Strava, the social network for athletes, has today revealed intriguing insights into the habits and achievements of Virgin Money London Marathon runners by releasing data from over 10,000 runners who completed the 2017 edition and uploaded their activity to the app.
Women are significantly better than men.
Older runners are more consistent at pacing. The very best pacers are women over 60.
51-60-year-olds were the most committed age group in training (371 miles over 13 weeks pre-marathon).
21-30-year-olds were the least committed in training (311 miles over 13 weeks pre-marathon = over 16% less).
The average finisher would only be at mile 14 when the winners cross the line.
Runners hit ‘the wall’ during Mile 25. It was the slowest mile of the 2017 London Marathon.
The data, taken from the uploaded activities of 10,706 runners – some 25% of the field – clearly shows that women are significantly better at pacing a marathon than their male counterparts.
Comparing the pace at which runners completed the first half of the marathon to their pace in the second half it was discovered that, on average, women only slowed by 11%, while men dropped off more dramatically: slowing by 17%.
This would suggest that men have a tendency to set off too fast and pay for their early effort later in to the race whereas women race smarter, maintaining a more consistent pace throughout.
The Strava data also revealed that women over 60 were the most consistent at pacing their effort, with only a 9% variance in pace.
51-60 year old runners clocked up the most mileage in the 13 weeks leading up to the London Marathon, averaging 370.9 miles total, getting out for 3.9 runs per week. At the other end of the scale, 21-30 year olds only ran 310.7 miles, spread over 3.4 runs per week; perhaps relying on their youth and shorter training runs to see them across the finish line.
Across all age groups, the more training runners put in during the 13 weeks prior to the event the faster they ran. This offers clear evidence that there really is no substitute for putting in the hard graft and getting the miles in.
Runners breaking the 3-hour barrier clocked over 600 miles in training.
The mile at which most runners achieve their slowest split, known as ‘hitting the wall’, comes in the second half of the Marathon at Mile 25. It was here that, on average, runners slowed to a pace of 10:20min/mile: over 1 minute 40 seconds slower than mile 7 (the fastest mile) which was raced through at an average pace of 8:48min/mile.
Across all age groups, the average finish time for men was 3 hrs 39 mins, with the average finish time for women being 4 hrs 17 mins.

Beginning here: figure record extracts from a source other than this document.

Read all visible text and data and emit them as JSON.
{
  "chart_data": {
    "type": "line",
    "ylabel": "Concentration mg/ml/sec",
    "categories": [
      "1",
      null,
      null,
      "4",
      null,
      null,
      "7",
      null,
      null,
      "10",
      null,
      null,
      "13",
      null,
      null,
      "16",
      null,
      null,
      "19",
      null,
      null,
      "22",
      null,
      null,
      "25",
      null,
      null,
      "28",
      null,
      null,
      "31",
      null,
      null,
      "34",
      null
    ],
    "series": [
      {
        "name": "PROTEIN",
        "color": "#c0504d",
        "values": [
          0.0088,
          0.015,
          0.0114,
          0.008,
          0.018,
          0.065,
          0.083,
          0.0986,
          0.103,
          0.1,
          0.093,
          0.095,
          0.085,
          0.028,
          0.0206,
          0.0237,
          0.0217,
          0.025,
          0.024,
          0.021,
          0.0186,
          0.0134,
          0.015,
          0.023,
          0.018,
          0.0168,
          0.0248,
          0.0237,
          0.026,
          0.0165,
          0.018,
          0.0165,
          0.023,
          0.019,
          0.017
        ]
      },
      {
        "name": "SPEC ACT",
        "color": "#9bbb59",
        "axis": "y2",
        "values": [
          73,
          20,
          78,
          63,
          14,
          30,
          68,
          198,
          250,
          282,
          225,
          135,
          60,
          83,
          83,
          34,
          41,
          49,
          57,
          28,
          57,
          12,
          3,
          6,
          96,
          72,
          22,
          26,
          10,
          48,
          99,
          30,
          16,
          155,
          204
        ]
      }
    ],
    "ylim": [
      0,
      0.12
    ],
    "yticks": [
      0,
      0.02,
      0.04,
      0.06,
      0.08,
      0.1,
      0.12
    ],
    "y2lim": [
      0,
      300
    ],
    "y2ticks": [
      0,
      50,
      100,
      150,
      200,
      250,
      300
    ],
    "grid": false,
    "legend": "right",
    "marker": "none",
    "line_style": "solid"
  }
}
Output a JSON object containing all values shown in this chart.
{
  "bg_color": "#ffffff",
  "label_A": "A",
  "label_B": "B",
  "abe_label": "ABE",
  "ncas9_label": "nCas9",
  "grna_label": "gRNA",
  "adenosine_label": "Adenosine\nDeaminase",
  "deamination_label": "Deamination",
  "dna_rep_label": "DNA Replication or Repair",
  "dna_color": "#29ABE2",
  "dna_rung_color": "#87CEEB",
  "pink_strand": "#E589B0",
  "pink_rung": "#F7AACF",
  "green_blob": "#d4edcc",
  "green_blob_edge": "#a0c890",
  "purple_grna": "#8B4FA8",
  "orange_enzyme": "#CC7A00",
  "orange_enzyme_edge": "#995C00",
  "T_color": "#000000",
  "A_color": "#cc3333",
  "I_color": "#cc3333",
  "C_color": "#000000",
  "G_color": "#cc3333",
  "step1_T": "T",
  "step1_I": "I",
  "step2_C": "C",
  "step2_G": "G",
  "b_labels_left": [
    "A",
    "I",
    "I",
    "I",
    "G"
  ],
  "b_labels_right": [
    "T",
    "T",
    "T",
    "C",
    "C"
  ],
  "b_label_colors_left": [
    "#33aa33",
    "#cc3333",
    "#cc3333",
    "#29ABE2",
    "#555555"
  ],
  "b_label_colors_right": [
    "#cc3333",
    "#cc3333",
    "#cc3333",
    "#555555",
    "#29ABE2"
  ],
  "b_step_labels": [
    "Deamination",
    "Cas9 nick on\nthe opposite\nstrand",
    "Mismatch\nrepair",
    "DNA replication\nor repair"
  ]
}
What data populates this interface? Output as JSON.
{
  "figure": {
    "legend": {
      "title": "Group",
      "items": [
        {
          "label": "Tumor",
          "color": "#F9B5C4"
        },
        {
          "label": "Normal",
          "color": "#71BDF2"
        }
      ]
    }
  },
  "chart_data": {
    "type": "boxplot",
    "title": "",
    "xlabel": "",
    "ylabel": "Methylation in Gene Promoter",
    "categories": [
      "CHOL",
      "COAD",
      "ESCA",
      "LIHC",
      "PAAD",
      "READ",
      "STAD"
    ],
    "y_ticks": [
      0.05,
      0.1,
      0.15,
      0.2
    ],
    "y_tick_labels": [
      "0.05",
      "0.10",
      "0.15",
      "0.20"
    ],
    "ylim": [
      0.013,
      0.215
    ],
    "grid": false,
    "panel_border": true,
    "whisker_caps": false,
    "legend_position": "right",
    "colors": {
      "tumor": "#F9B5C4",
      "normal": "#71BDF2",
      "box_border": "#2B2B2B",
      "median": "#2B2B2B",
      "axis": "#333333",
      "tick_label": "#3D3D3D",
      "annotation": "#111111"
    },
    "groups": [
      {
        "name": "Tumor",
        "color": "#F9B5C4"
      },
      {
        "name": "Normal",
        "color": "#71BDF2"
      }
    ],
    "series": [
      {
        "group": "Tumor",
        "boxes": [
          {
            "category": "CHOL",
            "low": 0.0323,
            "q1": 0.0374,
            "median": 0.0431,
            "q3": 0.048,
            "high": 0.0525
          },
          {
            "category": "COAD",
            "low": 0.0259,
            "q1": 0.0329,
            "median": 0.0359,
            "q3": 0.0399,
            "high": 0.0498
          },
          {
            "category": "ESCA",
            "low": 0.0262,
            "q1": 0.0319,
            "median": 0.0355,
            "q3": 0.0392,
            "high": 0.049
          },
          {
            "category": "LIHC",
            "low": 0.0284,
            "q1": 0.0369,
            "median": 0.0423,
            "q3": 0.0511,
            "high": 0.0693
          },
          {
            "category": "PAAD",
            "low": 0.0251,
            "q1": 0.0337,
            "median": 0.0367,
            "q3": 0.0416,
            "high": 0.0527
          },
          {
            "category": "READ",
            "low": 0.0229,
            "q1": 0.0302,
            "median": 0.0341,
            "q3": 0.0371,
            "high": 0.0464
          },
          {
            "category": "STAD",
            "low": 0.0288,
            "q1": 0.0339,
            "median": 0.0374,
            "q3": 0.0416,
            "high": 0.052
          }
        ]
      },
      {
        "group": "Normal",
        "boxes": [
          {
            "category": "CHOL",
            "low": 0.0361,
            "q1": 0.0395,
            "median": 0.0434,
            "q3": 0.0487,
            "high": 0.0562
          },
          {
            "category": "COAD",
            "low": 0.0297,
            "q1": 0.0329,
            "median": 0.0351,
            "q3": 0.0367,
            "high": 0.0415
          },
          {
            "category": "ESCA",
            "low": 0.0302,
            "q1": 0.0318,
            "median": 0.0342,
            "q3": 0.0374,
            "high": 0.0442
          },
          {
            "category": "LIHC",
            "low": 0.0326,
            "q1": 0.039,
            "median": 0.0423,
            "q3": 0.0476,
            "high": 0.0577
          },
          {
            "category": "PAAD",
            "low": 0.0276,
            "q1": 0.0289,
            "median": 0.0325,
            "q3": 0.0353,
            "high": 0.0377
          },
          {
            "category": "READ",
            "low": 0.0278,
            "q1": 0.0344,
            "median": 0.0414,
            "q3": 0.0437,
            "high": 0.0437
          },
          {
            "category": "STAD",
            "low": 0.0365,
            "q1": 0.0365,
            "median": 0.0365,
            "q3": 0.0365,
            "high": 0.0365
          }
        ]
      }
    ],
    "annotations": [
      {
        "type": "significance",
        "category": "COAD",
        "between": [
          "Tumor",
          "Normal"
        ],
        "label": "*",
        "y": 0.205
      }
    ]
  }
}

Many dream that they could hold their own against the elite but just how much faster are the top athletes than the average Strava London Marathon runner?
As the winner crosses the line in 02:03:05 (the course record), the average runner will only be hitting Mile 14 near Limehouse, a good 12 or so miles behind the race winner.
It’s well known that tapering ahead of a big event and giving your body time to recover and adapt to your training can be beneficial. This is reflected in Strava’s data.
Peaking at an average of 31.4 miles three weeks out from the London Marathon, athletes only covered 27.1 miles two weeks out and 21.3 miles one week out.
In the week of the London Marathon, athletes only clocked up an average of 10.3 miles – presumably to keep the legs moving while they focusd on carb-loading – running some of their slowest training sessions of their entire training with an average pace of 8:35min/mile.